Consistent geo-referenced information on land cover is key for "integrated" environmental assessments - looking at land, ecosystems and water courses together - that are most useful to policy makers.
CLC is an important background reference for analysing potential conflicts in the use of land and impacts of land use pressure on biodiversity. There is a growing need for spatial analysis in integrated environmental assessment by European Commission services such as DG-Regional policy, DG-Environment and DG-Agriculture as well as in the European Environment Agency and its European Topic Centres (ETCs).
The CLC 1990 (Ireland) database was the first complete land cover database for the country.

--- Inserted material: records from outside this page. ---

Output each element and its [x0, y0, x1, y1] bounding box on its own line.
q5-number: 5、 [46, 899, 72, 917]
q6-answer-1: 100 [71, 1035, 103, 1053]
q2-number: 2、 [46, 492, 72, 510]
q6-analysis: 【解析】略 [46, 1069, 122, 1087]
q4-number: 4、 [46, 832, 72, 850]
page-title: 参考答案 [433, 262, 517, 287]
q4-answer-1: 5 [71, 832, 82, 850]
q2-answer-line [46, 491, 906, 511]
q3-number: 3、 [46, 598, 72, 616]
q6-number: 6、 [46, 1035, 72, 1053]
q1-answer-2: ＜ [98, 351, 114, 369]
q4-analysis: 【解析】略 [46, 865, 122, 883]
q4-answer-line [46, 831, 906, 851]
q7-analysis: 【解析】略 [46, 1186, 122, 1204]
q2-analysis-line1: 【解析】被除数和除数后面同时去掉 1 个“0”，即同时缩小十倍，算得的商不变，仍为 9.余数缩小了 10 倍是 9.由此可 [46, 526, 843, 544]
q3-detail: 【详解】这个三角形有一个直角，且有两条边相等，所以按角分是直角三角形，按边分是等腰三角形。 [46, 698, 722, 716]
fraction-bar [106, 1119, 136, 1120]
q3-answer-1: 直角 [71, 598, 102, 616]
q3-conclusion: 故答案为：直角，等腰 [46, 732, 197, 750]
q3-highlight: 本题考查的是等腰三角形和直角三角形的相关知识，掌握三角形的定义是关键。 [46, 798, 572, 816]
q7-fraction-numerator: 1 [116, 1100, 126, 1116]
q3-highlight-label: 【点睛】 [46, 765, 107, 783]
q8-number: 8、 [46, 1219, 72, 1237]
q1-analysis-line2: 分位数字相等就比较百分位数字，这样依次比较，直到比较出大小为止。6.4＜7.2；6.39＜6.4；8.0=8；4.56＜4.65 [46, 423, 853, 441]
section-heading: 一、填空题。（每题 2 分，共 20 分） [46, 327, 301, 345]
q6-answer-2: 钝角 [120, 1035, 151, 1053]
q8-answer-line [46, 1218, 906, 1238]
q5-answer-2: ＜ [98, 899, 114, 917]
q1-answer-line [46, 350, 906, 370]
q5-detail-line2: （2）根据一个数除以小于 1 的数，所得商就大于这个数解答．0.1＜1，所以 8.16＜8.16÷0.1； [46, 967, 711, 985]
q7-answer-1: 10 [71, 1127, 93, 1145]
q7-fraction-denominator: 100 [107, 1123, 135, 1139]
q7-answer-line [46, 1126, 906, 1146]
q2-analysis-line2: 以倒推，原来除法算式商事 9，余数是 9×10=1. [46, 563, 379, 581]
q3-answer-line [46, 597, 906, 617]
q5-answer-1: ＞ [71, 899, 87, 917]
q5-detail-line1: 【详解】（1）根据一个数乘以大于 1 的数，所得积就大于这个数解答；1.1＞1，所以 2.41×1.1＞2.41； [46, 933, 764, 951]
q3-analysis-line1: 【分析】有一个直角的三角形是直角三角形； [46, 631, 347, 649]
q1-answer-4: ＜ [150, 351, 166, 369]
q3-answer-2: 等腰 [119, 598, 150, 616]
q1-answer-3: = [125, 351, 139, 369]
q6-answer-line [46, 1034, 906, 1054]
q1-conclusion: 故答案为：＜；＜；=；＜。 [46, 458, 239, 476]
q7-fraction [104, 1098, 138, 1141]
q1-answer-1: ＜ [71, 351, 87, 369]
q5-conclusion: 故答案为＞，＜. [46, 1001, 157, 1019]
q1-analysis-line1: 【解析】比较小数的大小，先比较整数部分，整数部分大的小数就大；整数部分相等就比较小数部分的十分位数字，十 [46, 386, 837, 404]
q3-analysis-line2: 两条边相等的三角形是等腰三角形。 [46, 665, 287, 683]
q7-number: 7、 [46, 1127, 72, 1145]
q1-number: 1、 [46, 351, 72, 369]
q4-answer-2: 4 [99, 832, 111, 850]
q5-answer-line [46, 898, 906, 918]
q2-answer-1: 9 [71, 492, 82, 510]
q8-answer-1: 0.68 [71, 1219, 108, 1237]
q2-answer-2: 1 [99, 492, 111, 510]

Its data has been used widely by public bodies, researchers, scientists and private companies. Main applications include water management, air quality, land planning, waste management, telecommunications and agriculture/forestry.
It is widely recognised that the Corine dataset has some key limitations which is all the more pertinent in Ireland as it is our only national scale land cover dataset. Corine was designed as a pan-European dataset and not as a national data set. Its classification structure and spatial resolution has been designed to fit the wide range of environmental regions of Europe and not any one country. It has a relatively large minimum mapping unit of 25 hectares and, as part of its classification schema, contains landcover units that do not exist in Ireland (e.g. glaciers and rice fields).
It has a number of mixed classes that could be considered to be ambiguous and overlap in their description and content (e.g. "discontinuous urban fabric" or "land principally occupied by agriculture with significant areas of natural vegetation"). Whilst at the same time there are classes such as "Construction sites" and "Sports recreation facilities" that, in Ireland at least, are unnecessarily detailed and un-mappable at a resolution of 25 hectares.
CLC delivers information at the 1/100 000 scale. This is not sufficient for local applications such as urban planning, forest management or risk assessment, that require more detailed scales. For these, maps at the 1/50 000 to 1/10 000 may be needed. CLC, being a multi-thematic map, can be usefully overlaid with these maps in order to inform about the neighbourhood of these zones and changes in the environmental context.
Considering the mapping of changes in CLC2000 and CLC2006, the smallest mapped change is of five hectares. Therefore, it may happen (rarely in fact) that 5-24 hectare change influences the creation or deletion of a small zone. For avoiding any misinterpretation, users have access to numerous datasets: CLC1990-revised, CLC change 1990-2000, CLC2000, CLC2000-revised, CLC change 2000-2006 and CLC2006.
CLC2000 and the more recent CLC2006 have been prepared and quality controlled very carefully by the European Environment Agency. CLC1990, an experimental programme, didn't meet the same standards but can be considered, after 10 years of an extensive use, as of a fairly good quality too.
During the CLC2000 process, the original CLC1990 dataset was revised, fixing possible errors and eliminating geometric discrepancies that could generate false change. However, problems remain at a European scale due to the dates of the first CLC, ranging from 1986 to 1994; for comparisons, the gap is mitigated by calculating annual averages (although some inconsistency will remain considering the median year).
During the CLC2006 process, the CLC2000 dataset was revised, fixing possible errors and eliminating geometric discrepancies that could generate false change. The revision of CLC2000 serves only the purposes of comparision with CLC2006 project. This should not be applied to earlier datasets.